Why going global is important.
Increasing your diversity in your personal portfolio is an excellent reason for trying to take part of your portfolio global. Not only will this hedge against possible down slides and volatility with the United States market it will also open new doors for growth. Spreading your investment risk among different countries will allow you to take advantage of growth markets wherever they are in the world.
Ways to take your portfolio overseas
There are three main ways to start to invest internationally: one, through American Depositary Receipts; two, through various mutual funds; and three, through direct investments. American Depositary Receipts (ADR) are actual shares of companies that trade on foreign stock exchanges that are sponsored to trade on the United States stock exchanges; they are registered securities that are issued by a United States banks that represent the foreign stock. All trades with an ADR are settled in U.S. dollars and you are technically trading in the United States market.
Mutual funds that have international exposure are called ‘Global funds’, as the name suggests the fund is able to trade on any stock exchange include the United States exchanges. Those mutual funds that are strictly stock exchanges that are outside of the United States are ‘international funds’. You will have to work with a stock broker or brokerage company to find the fund that is right for you.
Direct investments into foreign markets are exactly as the name implies, you find a foreign company that you would like to invest in and find a stock broker that can work with you to make that trade happen. Direct investment can be a little tricky, because you have to be on your toes with monitoring the activities that are involved with the transaction and trading.

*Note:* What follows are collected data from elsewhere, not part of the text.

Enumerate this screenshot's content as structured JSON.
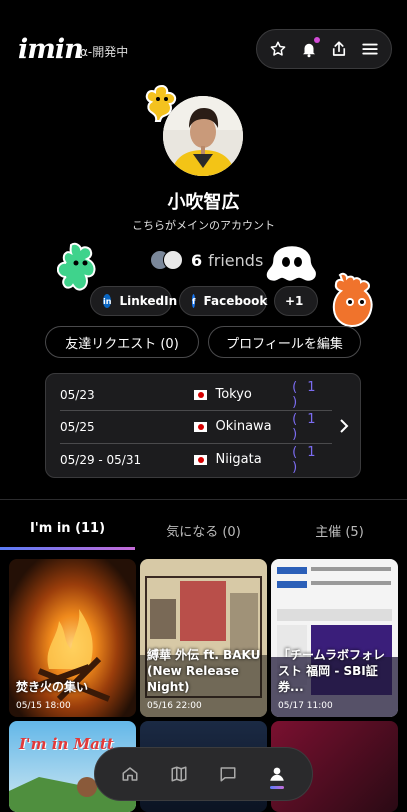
{
  "header": {
    "logo": "imin",
    "version_badge": "α-開発中",
    "actions": [
      "star-icon",
      "bell-icon",
      "share-icon",
      "menu-icon"
    ],
    "notification_dot_color": "#d24bd6"
  },
  "profile": {
    "name": "小吹智広",
    "subtitle": "こちらがメインのアカウント",
    "friends_count": "6",
    "friends_label": "friends"
  },
  "links": [
    {
      "label": "LinkedIn",
      "icon": "linkedin-icon"
    },
    {
      "label": "Facebook",
      "icon": "facebook-icon"
    },
    {
      "label": "+1",
      "icon": "chevron-right-icon"
    }
  ],
  "buttons": {
    "friend_requests": "友達リクエスト (0)",
    "edit_profile": "プロフィールを編集"
  },
  "trips": [
    {
      "dates": "05/23",
      "city": "Tokyo",
      "count": "( 1 )"
    },
    {
      "dates": "05/25",
      "city": "Okinawa",
      "count": "( 1 )"
    },
    {
      "dates": "05/29 - 05/31",
      "city": "Niigata",
      "count": "( 1 )"
    }
  ],
  "tabs": [
    {
      "label": "I'm in (11)",
      "active": true
    },
    {
      "label": "気になる (0)",
      "active": false
    },
    {
      "label": "主催 (5)",
      "active": false
    }
  ],
  "events": [
    {
      "title": "焚き火の集い",
      "date": "05/15 18:00"
    },
    {
      "title": "縛華 外伝 ft. BAKU (New Release Night)",
      "date": "05/16 22:00"
    },
    {
      "title": "「チームラボフォレスト 福岡 - SBI証券...",
      "date": "05/17 11:00"
    },
    {
      "title": "I'm in Matt",
      "date": ""
    }
  ],
  "bottom_nav": [
    "home-icon",
    "map-icon",
    "chat-icon",
    "profile-icon"
  ],
  "colors": {
    "accent_start": "#5b7cf7",
    "accent_end": "#c56bd8",
    "count_purple": "#7b6cf0"
  }
}
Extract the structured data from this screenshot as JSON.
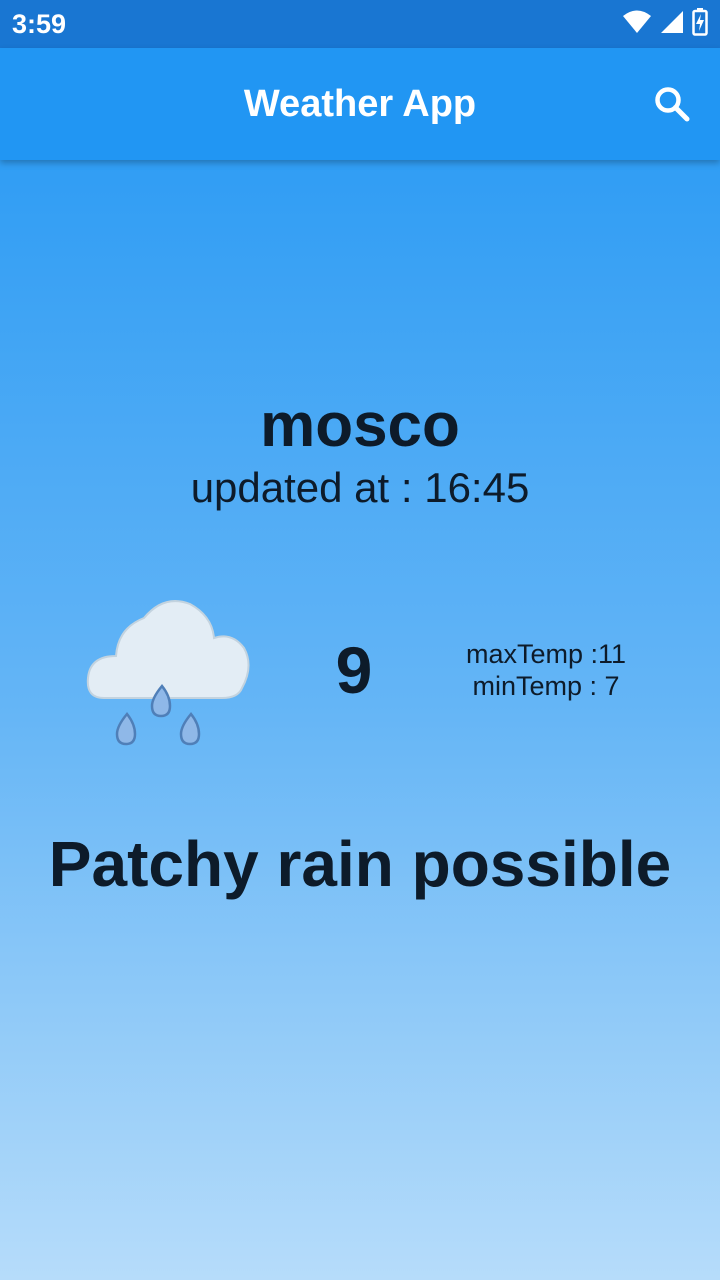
{
  "status_bar": {
    "time": "3:59",
    "icons": [
      "wifi-icon",
      "signal-icon",
      "battery-icon"
    ]
  },
  "app_bar": {
    "title": "Weather App",
    "search_icon": "search-icon"
  },
  "weather": {
    "city": "mosco",
    "updated": "updated at : 16:45",
    "icon": "cloud-rain-icon",
    "temperature": "9",
    "max_temp": "maxTemp :11",
    "min_temp": "minTemp : 7",
    "condition": "Patchy rain possible"
  },
  "colors": {
    "status_bar": "#1976D2",
    "app_bar": "#2196F3",
    "gradient_top": "#2196F3",
    "gradient_bottom": "#B6DCFA",
    "text_dark": "#0d1b2a"
  }
}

It can be very difficult to track money that is crossing international borders when it comes to stock brokers and other people who wish to comment fraud against you. Whenever you are considering to invest in the stock market have the information of a good securities attorney should the need arise, but it is especially true if you are considering investing overseas.
What are the risks involved?
The first risk involved is one that most Americans don’t think of until it is too late and that is considering the currency exchanges. The change in the exchange rate of currency can either help or harm an investment. If the U.S. dollar is strong against the currency you will have a higher rate of return on your investment, however if the opposite is true it can seriously strive out your return.
The second risk is that the investor needs to play to the different rules. Not all stock exchanges have the same rules and regulations. It is in the best interest of the investor to find a stock broker that is familiar with that specific country’s laws to be able to effective trade on their stock exchange.